Faction represented in the Knesset
- 2010–2013: Kadima

Personal details
- Born: 12 April 1965 (age 61) Tbilisi, Soviet Union

= Nino Abesadze =

Israeli politician and journalist

Nino Abesadze (נינו אבסדזה, ნინო აბესაძე; born 12 April 1965) is an Israeli politician and journalist who served as a member of the Knesset for Kadima between 2009 and 2013.

==Biography==
Born in Tbilisi in the Soviet Union (today in Georgia) to a Georgian Christian father and Russian-Jewish mother, Abesadze graduated from the Film School at the Open University of Georgia, before studying for degrees in Russian literature and linguistics at Tbilisi State University. At the age of 23 she began working for Georgian State Television, becoming the presenter of the evening news two years later.

Her mother and three sisters had immigrated to Israel after her father died in 1980, settling in Rehovot, and later Ashdod. Abesadze remained in Georgia, and in the 1990s began a relationship with Baruch Ben-Neria, the Israeli ambassador to Georgia and Armenia from 1993 until 1996. She moved to Israel in 1996 and worked on Russian language programmes for Channel 33, before joining a Russian language newspaper.

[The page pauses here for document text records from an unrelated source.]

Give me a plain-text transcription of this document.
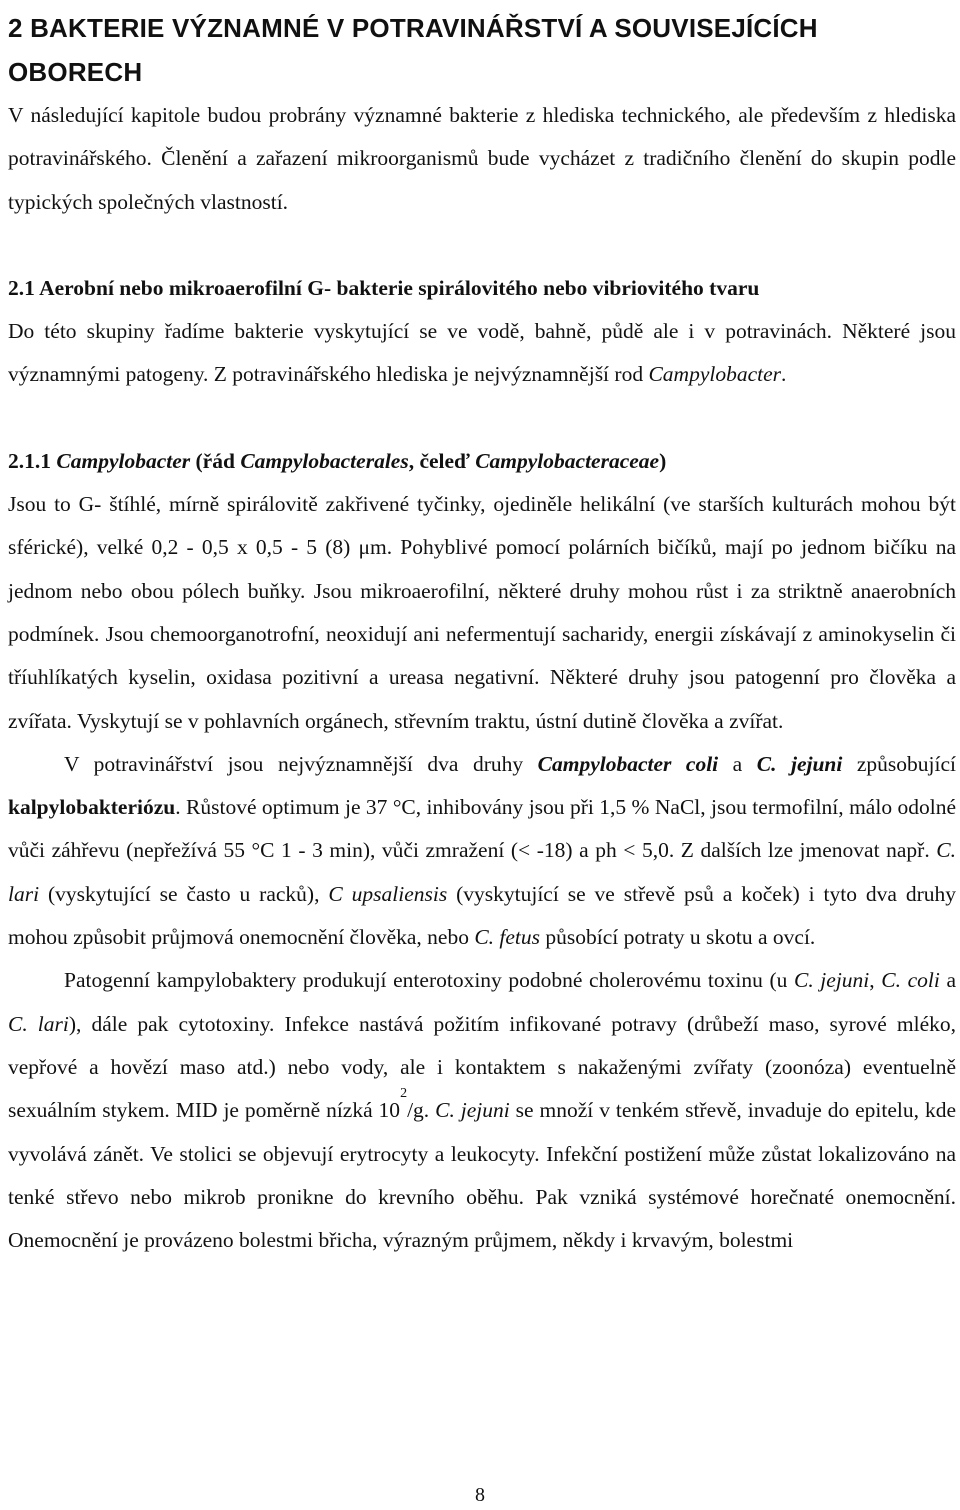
2 BAKTERIE VÝZNAMNÉ V POTRAVINÁŘSTVÍ A SOUVISEJÍCÍCH OBORECH

V následující kapitole budou probrány významné bakterie z hlediska technického, ale především z hlediska potravinářského. Členění a zařazení mikroorganismů bude vycházet z tradičního členění do skupin podle typických společných vlastností.

2.1 Aerobní nebo mikroaerofilní G- bakterie spirálovitého nebo vibriovitého tvaru

Do této skupiny řadíme bakterie vyskytující se ve vodě, bahně, půdě ale i v potravinách. Některé jsou významnými patogeny. Z potravinářského hlediska je nejvýznamnější rod Campylobacter.

2.1.1 Campylobacter (řád Campylobacterales, čeleď Campylobacteraceae)

Jsou to G- štíhlé, mírně spirálovitě zakřivené tyčinky, ojediněle helikální (ve starších kulturách mohou být sférické), velké 0,2 - 0,5 x 0,5 - 5 (8) μm. Pohyblivé pomocí polárních bičíků, mají po jednom bičíku na jednom nebo obou pólech buňky. Jsou mikroaerofilní, některé druhy mohou růst i za striktně anaerobních podmínek. Jsou chemoorganotrofní, neoxidují ani nefermentují sacharidy, energii získávají z aminokyselin či tříuhlíkatých kyselin, oxidasa pozitivní a ureasa negativní. Některé druhy jsou patogenní pro člověka a zvířata. Vyskytují se v pohlavních orgánech, střevním traktu, ústní dutině člověka a zvířat.

V potravinářství jsou nejvýznamnější dva druhy Campylobacter coli a C. jejuni způsobující kalpylobakteriózu. Růstové optimum je 37 °C, inhibovány jsou při 1,5 % NaCl, jsou termofilní, málo odolné vůči záhřevu (nepřežívá 55 °C 1 - 3 min), vůči zmražení (< -18) a ph < 5,0. Z dalších lze jmenovat např. C. lari (vyskytující se často u racků), C upsaliensis (vyskytující se ve střevě psů a koček) i tyto dva druhy mohou způsobit průjmová onemocnění člověka, nebo C. fetus působící potraty u skotu a ovcí.

Patogenní kampylobaktery produkují enterotoxiny podobné cholerovému toxinu (u C. jejuni, C. coli a C. lari), dále pak cytotoxiny. Infekce nastává požitím infikované potravy (drůbeží maso, syrové mléko, vepřové a hovězí maso atd.) nebo vody, ale i kontaktem s nakaženými zvířaty (zoonóza) eventuelně sexuálním stykem. MID je poměrně nízká $10^2/g$. C. jejuni se množí v tenkém střevě, invaduje do epitelu, kde vyvolává zánět. Ve stolici se objevují erytrocyty a leukocyty. Infekční postižení může zůstat lokalizováno na tenké střevo nebo mikrob pronikne do krevního oběhu. Pak vzniká systémové horečnaté onemocnění. Onemocnění je provázeno bolestmi břicha, výrazným průjmem, někdy i krvavým, bolestmi

8
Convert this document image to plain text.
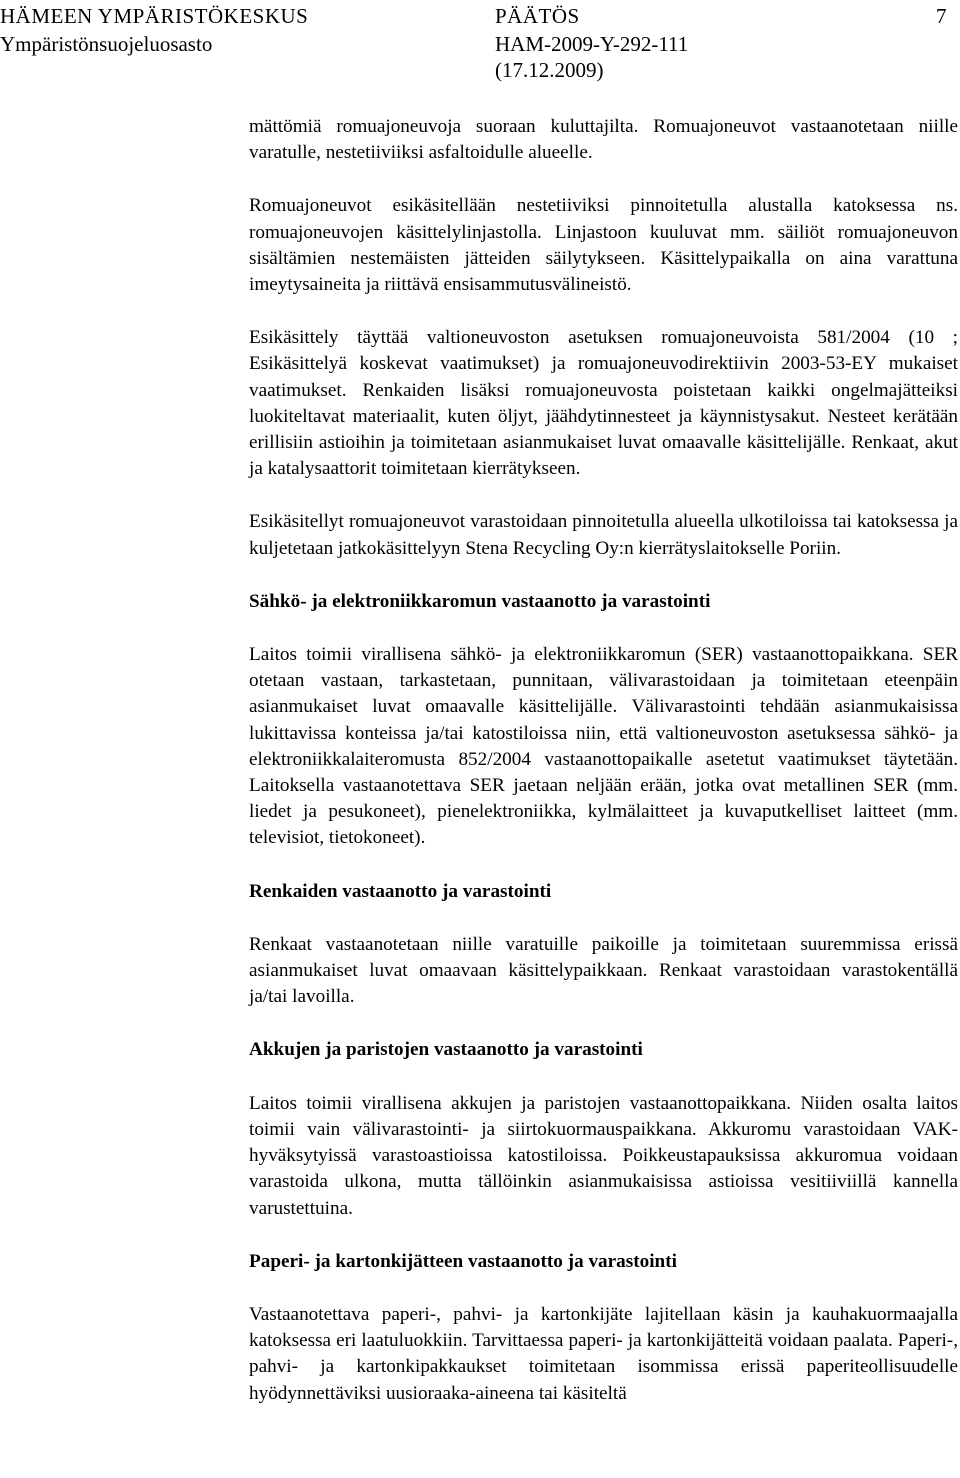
HÄMEEN YMPÄRISTÖKESKUS
Ympäristönsuojeluosasto
PÄÄTÖS
HAM-2009-Y-292-111
(17.12.2009)
7

mättömiä romuajoneuvoja suoraan kuluttajilta. Romuajoneuvot vastaanotetaan niille varatulle, nestetiiviiksi asfaltoidulle alueelle.

Romuajoneuvot esikäsitellään nestetiiviksi pinnoitetulla alustalla katoksessa ns. romuajoneuvojen käsittelylinjastolla. Linjastoon kuuluvat mm. säiliöt romuajoneuvon sisältämien nestemäisten jätteiden säilytykseen. Käsittelypaikalla on aina varattuna imeytysaineita ja riittävä ensisammutusvälineistö.

Esikäsittely täyttää valtioneuvoston asetuksen romuajoneuvoista 581/2004 (10 ; Esikäsittelyä koskevat vaatimukset) ja romuajoneuvodirektiivin 2003-53-EY mukaiset vaatimukset. Renkaiden lisäksi romuajoneuvosta poistetaan kaikki ongelmajätteiksi luokiteltavat materiaalit, kuten öljyt, jäähdytinnesteet ja käynnistysakut. Nesteet kerätään erillisiin astioihin ja toimitetaan asianmukaiset luvat omaavalle käsittelijälle. Renkaat, akut ja katalysaattorit toimitetaan kierrätykseen.

Esikäsitellyt romuajoneuvot varastoidaan pinnoitetulla alueella ulkotiloissa tai katoksessa ja kuljetetaan jatkokäsittelyyn Stena Recycling Oy:n kierrätyslaitokselle Poriin.

Sähkö- ja elektroniikkaromun vastaanotto ja varastointi

Laitos toimii virallisena sähkö- ja elektroniikkaromun (SER) vastaanottopaikkana. SER otetaan vastaan, tarkastetaan, punnitaan, välivarastoidaan ja toimitetaan eteenpäin asianmukaiset luvat omaavalle käsittelijälle. Välivarastointi tehdään asianmukaisissa lukittavissa konteissa ja/tai katostiloissa niin, että valtioneuvoston asetuksessa sähkö- ja elektroniikkalaiteromusta 852/2004 vastaanottopaikalle asetetut vaatimukset täytetään. Laitoksella vastaanotettava SER jaetaan neljään erään, jotka ovat metallinen SER (mm. liedet ja pesukoneet), pienelektroniikka, kylmälaitteet ja kuvaputkelliset laitteet (mm. televisiot, tietokoneet).

Renkaiden vastaanotto ja varastointi

Renkaat vastaanotetaan niille varatuille paikoille ja toimitetaan suuremmissa erissä asianmukaiset luvat omaavaan käsittelypaikkaan. Renkaat varastoidaan varastokentällä ja/tai lavoilla.

Akkujen ja paristojen vastaanotto ja varastointi

Laitos toimii virallisena akkujen ja paristojen vastaanottopaikkana. Niiden osalta laitos toimii vain välivarastointi- ja siirtokuormauspaikkana. Akkuromu varastoidaan VAK-hyväksytyissä varastoastioissa katostiloissa. Poikkeustapauksissa akkuromua voidaan varastoida ulkona, mutta tällöinkin asianmukaisissa astioissa vesitiiviillä kannella varustettuina.

Paperi- ja kartonkijätteen vastaanotto ja varastointi

Vastaanotettava paperi-, pahvi- ja kartonkijäte lajitellaan käsin ja kauhakuormaajalla katoksessa eri laatuluokkiin. Tarvittaessa paperi- ja kartonkijätteitä voidaan paalata. Paperi-, pahvi- ja kartonkipakkaukset toimitetaan isommissa erissä paperiteollisuudelle hyödynnettäviksi uusioraaka-aineena tai käsiteltä
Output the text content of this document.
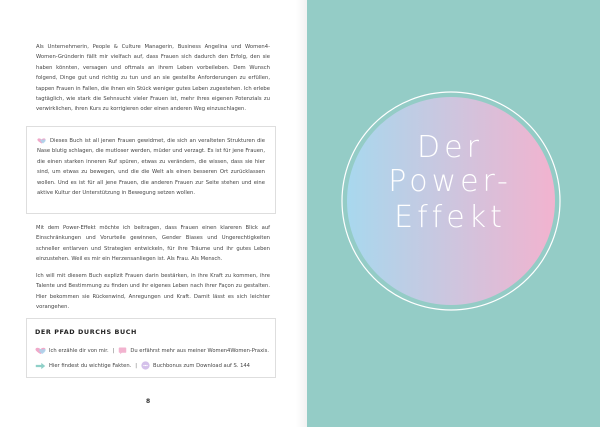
Als Unternehmerin, People & Culture Managerin, Business Angelina und Women4-Women-Gründerin fällt mir vielfach auf, dass Frauen sich dadurch den Erfolg, den sie haben könnten, versagen und oftmals an ihrem Leben vorbeileben. Dem Wunsch folgend, Dinge gut und richtig zu tun und an sie gestellte Anforderungen zu erfüllen, tappen Frauen in Fallen, die ihnen ein Stück weniger gutes Leben zugestehen. Ich erlebe tagtäglich, wie stark die Sehnsucht vieler Frauen ist, mehr ihres eigenen Potenzials zu verwirklichen, ihren Kurs zu korrigieren oder einen anderen Weg einzuschlagen.

Dieses Buch ist all jenen Frauen gewidmet, die sich an veralteten Strukturen die Nase blutig schlagen, die mutloser werden, müder und verzagt. Es ist für jene Frauen, die einen starken inneren Ruf spüren, etwas zu verändern, die wissen, dass sie hier sind, um etwas zu bewegen, und die die Welt als einen besseren Ort zurücklassen wollen. Und es ist für all jene Frauen, die anderen Frauen zur Seite stehen und eine aktive Kultur der Unterstützung in Bewegung setzen wollen.

Mit dem Power-Effekt möchte ich beitragen, dass Frauen einen klareren Blick auf Einschränkungen und Vorurteile gewinnen, Gender Biases und Ungerechtigkeiten schneller entlarven und Strategien entwickeln, für ihre Träume und ihr gutes Leben einzustehen. Weil es mir ein Herzensanliegen ist. Als Frau. Als Mensch.

Ich will mit diesem Buch explizit Frauen darin bestärken, in ihre Kraft zu kommen, ihre Talente und Bestimmung zu finden und ihr eigenes Leben nach ihrer Façon zu gestalten. Hier bekommen sie Rückenwind, Anregungen und Kraft. Damit lässt es sich leichter vorangehen.

DER PFAD DURCHS BUCH
Ich erzähle dir von mir. |	Du erfährst mehr aus meiner Women4Women-Praxis.
Hier findest du wichtige Fakten. |	Buchbonus zum Download auf S. 144
8
Der
Power-
Effekt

A member of Kadima, she was on the party's list for the 2009 Knesset elections, but was not high enough on the list to win a seat. However, she entered the Knesset on 9 November 2010 as a replacement for Tzachi Hanegbi, who had been convicted of a crime (perjury) deemed to be of moral turpitude, thereby losing his seat.

Shortly before the 2013 elections Abesadze left Kadima to join the Labor Party. She was placed 19th on the Labor Party list, but lost her seat when the party won only 15 seats.

She lives in Kokhav Ya'ir with her boyfriend and their two children. She is a tour guide specialising in trips to Georgia.